BookmarkSubscribeRSS Feed
0 Likes

I recently discovered the presorted option in proc sort; it has saved me a lot of time in verifying whether very large datasets have been staged with the correct sort order as part of quality assurance requirements. However, getting the verification into a data set means parsing an external log file for the proc's NOTE. It would amazing if there was an automatic variable that captured whether a data set was presorted (1) or not (0) when the presorted option is used.

4 Comments
Patrick
Opal | Level 21

You can get the information you're after from dictionary.tables or via a Proc Contents. 

Run below sample code and inspect both the reports created and the SAS log.

data work.demo_1;
  set sashelp.class;
run;

data work.demo_2a (sortedby=name) work.demo_2b (sortedby=age);
  set sashelp.class;
run;

proc sort data=sashelp.class out=demo_3;
  by name;
run;

proc sort data=sashelp.class out=demo_4 presorted;
  by name;
run;

proc sql;
  select 
    libname,
    memname,
    sortname,
    sorttype,
    sortchar
  from dictionary.tables
  where
    libname='WORK'
    and memname like 'DEMO%'
  ;
quit;

proc contents data=demo_2b;
run;
proc contents data=demo_3;
run;


proc sort data=demo_1;
  by name;
run;

proc sort data=demo_2a;
  by name;
run;

proc sort data=demo_2b;
  by age;
run;

proc sort data=demo_3;
  by name;
run;

proc sort data=demo_4;
  by name;
run;

If you also want to pull out the variable sort order then you need another to join with dictionary.columns. Column SORTEDB gives you the sort order of the variables in a data set.

 

Patrick
Opal | Level 21

To add to above: It appears that for an unverified sort (=set via the sortedby option) Proc Sort just will not attempt to sort. Which of course for the demo_2b table is sub-optimal (as the data is actually not sorted by age).

I've added presorted to the proc sort and it appears that in such a case Proc Sort will verify the sort order and actually sort the data if there is a mismatch. And after this the sort the order will be verified.

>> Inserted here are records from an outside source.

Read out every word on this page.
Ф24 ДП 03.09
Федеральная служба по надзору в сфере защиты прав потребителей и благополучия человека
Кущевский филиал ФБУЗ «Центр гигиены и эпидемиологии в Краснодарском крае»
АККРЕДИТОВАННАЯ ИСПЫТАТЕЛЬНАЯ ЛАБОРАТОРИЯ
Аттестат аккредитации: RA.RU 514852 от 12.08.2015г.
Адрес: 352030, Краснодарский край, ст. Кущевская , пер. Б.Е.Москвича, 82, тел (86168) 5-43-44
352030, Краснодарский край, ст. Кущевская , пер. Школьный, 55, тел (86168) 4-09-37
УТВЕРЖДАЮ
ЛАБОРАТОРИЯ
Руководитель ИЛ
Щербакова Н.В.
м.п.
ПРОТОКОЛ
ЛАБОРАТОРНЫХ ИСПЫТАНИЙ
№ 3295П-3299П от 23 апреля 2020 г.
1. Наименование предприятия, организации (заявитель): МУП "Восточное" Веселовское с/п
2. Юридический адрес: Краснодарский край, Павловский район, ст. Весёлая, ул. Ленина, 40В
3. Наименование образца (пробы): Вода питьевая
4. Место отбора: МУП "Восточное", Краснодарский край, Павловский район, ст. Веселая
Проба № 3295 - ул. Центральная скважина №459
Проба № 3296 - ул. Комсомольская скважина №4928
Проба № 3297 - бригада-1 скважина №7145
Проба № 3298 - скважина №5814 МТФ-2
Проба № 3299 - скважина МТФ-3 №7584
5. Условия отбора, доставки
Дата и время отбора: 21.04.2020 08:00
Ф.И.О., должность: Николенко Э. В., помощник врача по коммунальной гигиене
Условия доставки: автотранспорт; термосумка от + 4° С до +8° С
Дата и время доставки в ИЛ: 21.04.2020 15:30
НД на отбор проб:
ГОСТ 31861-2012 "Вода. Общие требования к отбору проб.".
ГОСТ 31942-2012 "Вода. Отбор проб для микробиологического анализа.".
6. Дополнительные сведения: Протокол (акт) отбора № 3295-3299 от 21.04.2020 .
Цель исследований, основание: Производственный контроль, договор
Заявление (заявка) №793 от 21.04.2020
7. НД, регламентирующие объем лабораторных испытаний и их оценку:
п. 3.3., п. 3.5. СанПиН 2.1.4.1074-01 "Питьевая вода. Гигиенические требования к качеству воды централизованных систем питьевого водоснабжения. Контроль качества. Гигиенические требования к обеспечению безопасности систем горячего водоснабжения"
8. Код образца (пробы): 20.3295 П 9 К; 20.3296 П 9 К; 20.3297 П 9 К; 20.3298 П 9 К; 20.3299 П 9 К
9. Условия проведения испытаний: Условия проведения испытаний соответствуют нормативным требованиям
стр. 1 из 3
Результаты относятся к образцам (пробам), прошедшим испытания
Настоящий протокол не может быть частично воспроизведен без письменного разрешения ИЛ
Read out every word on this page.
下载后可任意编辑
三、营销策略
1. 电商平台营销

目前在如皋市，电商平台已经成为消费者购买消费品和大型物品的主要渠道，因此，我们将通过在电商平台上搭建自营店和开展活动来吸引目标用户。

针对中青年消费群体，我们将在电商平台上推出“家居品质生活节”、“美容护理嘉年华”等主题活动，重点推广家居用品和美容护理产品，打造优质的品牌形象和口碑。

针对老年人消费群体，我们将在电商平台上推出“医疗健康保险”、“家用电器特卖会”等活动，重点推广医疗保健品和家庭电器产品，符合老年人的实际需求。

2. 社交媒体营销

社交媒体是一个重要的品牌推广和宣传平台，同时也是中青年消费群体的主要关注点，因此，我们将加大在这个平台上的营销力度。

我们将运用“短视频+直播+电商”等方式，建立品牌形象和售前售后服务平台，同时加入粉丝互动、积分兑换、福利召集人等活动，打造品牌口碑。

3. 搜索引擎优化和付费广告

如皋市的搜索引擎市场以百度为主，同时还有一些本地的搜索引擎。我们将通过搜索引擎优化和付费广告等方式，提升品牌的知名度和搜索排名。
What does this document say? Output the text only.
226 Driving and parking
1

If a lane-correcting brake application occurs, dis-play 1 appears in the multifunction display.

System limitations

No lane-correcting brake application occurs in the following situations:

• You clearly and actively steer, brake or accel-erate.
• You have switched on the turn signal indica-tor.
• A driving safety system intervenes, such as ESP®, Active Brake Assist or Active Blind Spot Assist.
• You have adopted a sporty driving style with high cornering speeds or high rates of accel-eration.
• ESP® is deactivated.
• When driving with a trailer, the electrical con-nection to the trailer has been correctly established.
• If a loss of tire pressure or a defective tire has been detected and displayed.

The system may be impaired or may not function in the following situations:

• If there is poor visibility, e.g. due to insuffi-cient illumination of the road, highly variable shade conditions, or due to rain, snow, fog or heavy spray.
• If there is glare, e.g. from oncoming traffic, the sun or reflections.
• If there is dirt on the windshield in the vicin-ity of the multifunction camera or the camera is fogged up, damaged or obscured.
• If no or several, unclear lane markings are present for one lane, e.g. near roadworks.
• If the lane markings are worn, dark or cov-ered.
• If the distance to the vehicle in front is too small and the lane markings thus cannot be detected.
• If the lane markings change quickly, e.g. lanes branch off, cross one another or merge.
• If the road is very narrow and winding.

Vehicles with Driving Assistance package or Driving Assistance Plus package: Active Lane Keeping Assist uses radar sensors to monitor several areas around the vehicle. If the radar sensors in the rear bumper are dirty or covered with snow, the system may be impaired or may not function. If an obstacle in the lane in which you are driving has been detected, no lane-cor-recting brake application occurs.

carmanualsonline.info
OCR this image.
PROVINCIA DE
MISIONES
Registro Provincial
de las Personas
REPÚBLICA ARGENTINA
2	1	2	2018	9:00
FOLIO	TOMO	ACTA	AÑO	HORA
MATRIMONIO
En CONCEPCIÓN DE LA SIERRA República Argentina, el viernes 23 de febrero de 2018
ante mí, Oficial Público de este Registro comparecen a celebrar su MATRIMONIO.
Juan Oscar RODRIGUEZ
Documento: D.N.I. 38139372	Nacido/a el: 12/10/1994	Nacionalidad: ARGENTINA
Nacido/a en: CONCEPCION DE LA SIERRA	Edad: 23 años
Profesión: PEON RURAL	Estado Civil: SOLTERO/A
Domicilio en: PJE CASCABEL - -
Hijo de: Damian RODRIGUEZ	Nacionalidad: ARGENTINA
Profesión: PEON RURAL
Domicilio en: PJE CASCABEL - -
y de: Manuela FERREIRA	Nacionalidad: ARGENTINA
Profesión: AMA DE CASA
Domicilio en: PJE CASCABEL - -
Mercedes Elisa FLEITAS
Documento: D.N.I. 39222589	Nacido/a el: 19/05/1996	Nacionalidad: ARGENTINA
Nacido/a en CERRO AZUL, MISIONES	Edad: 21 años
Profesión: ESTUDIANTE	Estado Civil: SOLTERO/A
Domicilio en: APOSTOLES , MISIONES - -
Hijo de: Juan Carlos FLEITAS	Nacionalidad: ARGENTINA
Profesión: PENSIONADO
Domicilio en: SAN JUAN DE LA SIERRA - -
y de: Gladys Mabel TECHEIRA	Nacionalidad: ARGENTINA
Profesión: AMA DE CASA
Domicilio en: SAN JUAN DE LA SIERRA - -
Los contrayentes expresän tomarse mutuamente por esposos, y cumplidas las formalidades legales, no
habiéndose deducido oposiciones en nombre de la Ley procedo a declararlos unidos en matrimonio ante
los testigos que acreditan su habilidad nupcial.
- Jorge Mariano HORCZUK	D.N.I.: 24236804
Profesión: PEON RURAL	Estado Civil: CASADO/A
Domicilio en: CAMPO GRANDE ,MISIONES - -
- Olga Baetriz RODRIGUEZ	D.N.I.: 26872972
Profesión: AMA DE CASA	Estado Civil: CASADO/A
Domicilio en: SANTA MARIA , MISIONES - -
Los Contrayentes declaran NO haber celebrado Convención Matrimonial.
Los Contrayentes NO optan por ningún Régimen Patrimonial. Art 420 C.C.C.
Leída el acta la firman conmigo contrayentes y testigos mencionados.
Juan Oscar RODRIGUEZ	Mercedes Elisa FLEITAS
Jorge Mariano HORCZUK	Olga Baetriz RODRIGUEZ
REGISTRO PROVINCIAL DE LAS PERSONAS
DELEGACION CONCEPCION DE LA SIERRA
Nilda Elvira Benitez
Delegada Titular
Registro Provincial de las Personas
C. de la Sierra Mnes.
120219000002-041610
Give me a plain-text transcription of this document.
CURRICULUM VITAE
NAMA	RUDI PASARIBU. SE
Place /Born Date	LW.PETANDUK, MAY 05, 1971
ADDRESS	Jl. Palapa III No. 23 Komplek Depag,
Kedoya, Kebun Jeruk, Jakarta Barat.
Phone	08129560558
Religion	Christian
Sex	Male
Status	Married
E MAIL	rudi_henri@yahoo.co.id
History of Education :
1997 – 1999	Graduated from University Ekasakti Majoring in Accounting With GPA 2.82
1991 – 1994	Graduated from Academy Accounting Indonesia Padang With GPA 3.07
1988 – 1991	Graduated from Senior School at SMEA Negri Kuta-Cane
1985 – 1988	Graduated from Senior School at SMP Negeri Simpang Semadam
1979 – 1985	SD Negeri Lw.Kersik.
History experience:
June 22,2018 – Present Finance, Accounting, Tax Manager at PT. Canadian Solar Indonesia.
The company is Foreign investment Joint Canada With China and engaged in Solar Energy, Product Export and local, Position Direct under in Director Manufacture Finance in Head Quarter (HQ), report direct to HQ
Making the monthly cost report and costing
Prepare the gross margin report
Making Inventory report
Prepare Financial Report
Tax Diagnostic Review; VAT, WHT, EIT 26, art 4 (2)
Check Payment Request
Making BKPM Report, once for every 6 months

72         proc sort data=demo_2b;
73           by age;
74         run;

NOTE: Input data set is already sorted, no sorting done.
NOTE: PROCEDURE SORT used (Total process time):
      real time           0.00 seconds
      cpu time            0.00 seconds
      

75         
76         proc sort data=demo_2b presorted;
77           by age;
78         run;

NOTE: Input data set is not in sorted order.
NOTE: There were 19 observations read from the data set WORK.DEMO_2B.
NOTE: The data set WORK.DEMO_2B has 19 observations and 5 variables.
NOTE: PROCEDURE SORT used (Total process time):
      real time           0.00 seconds
      cpu time            0.01 seconds
      

79         
80         proc sort data=demo_2b presorted;
81           by age;
82         run;

NOTE: Input data set is already sorted, no sorting done.
NOTE: PROCEDURE SORT used (Total process time):
      real time           0.00 seconds
      cpu time            0.00 seconds
      

I'm using a very recent SAS 9.4 maintenance release. I can be wrong but I believe that proc sort in older SAS versions always sorted unverified sorts. I prefer how SAS behaves now as this gives us more options - and we can always use presorted. So thanks to remind me of presorted and its usefulness.

jvigeant
Fluorite | Level 6

Hi Patrick, 

 

Thank you so much for that information. I keep coming back to the sort indicators in the dictionary tables hoping that something will click for me, but I find myself hitting a brick wall. I work in a distributed database environment, so the quality assurance checks I'm programming will be run offsite on data sets I have almost no control in creating (each site writes/executes its own ETL code in SAS). So there is a strong possibility for the scenario I coded out below (a site could write to a staged area where data is sorted, then move the ds to a prod area for QA):

 

%macro checkSort(lib,mem);
  proc sql;
    select memname, sorttype
    from dictionary.tables
    where upcase(libname) = upcase("&lib.") AND
          upcase(memname) = upcase("&mem.")
    ;
    select name, sortedby
    from dictionary.columns
    where upcase(libname) = upcase("&lib.") AND
          upcase(memname) = upcase("&mem.")
    ;
  quit;
%mend; 

* run CheckSort macro on cars to get sort status of base data set;
%checksort(sashelp,cars);

*** NOTE: sortType = S, sort is verified in baseline;

data cars2;
set sashelp.cars;
run;

* Run CheckSort macro against work.cars2;
* Note not change in sort order from sashelp.cars;
%checksort(work,cars2);

*** NOTE: sortType = <missing>, no sort verification exists;

* run proc sort with presorted option to verify sort order;
proc sort data = cars2 presorted;
by make type; 
run;

*** NOTE: log message Sort order of input data set has been verified;

TLDR version: Why will proc sort with the presorted option positively verify the sort order when the usual channels (sort indicators) will not? 

Casey_SAS
SAS Employee
Status changed to: Under Consideration

Hey jvigeant - thanks for the idea - I'm working with Product Management and will update you on the viability of this suggestion.....